ABSTRACT

The acceptance of an aesthetic or pragmatic view of truth can lead us to feel like the poor relative of our more successful cousins in the hard sciences. When we turn to these sciences—physics, chemistry, biology, and the like—we may think that they don’t have to settle for such a debased form of knowing; they have not had to turn to affectivity as the standard of truth. Scientific truth seems to possess a rigor that extends beyond human valuing. We look at astronomy, for instance, and feel that it has proved that the Earth orbits around the sun, rather than the other way around. The movement of celestial bodies, dim theories of relationally determined being aside, are not influenced by human concerns, and the triumph of astronomy, we want to insist, is that it was finally able to brush aside human concern about our place in the universe to determine the actual state of celestial movement. But we must ask why this seems so objectively true. When we consider space, it becomes apparent that there is no fixed grid to which objects are attached.
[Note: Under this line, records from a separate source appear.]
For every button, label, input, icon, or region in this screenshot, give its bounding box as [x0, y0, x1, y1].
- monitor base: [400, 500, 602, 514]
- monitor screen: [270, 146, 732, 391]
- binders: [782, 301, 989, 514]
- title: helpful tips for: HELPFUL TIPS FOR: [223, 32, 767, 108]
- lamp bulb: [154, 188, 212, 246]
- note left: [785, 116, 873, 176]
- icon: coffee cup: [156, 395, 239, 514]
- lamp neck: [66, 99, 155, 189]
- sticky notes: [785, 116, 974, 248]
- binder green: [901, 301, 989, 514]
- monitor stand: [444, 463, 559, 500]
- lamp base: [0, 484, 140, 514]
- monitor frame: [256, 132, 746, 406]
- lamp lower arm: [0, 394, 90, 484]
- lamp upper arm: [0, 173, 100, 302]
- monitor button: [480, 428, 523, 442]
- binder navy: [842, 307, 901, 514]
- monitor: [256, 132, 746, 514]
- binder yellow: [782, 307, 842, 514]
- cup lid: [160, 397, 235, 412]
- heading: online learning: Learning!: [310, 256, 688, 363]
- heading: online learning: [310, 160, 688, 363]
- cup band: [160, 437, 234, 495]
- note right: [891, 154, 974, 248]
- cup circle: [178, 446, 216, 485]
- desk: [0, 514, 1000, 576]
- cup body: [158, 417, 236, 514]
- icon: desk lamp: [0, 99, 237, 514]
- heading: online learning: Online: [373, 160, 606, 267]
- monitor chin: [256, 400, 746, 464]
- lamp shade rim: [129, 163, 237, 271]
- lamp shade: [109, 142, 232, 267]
The sun, as much as the Earth, exists in a matrix of nothingness, and we make sense of their movement only through their kinetic relationship. If we choose, we could refix the Earth at the center of the universe, and describe the sun, the planets, and the stars as moving about it. While to accommodate this planetary centrism would require more arduous descriptive equations, and would force us to abandon simple elliptical orbits for more complicated patterns, there is no absolute reason why this retreat from Galileo couldn’t accommodate all of the observational data. We endorse the Galilean perspective because our lives work better when we occupy this ground. The simplicity of the theory makes it easier to learn, and reduces the time required to work through predictive equations. We prefer the elegance of its spare lines and internal consistency. These scientific judgments, too, are aesthetically and pragmatically grounded.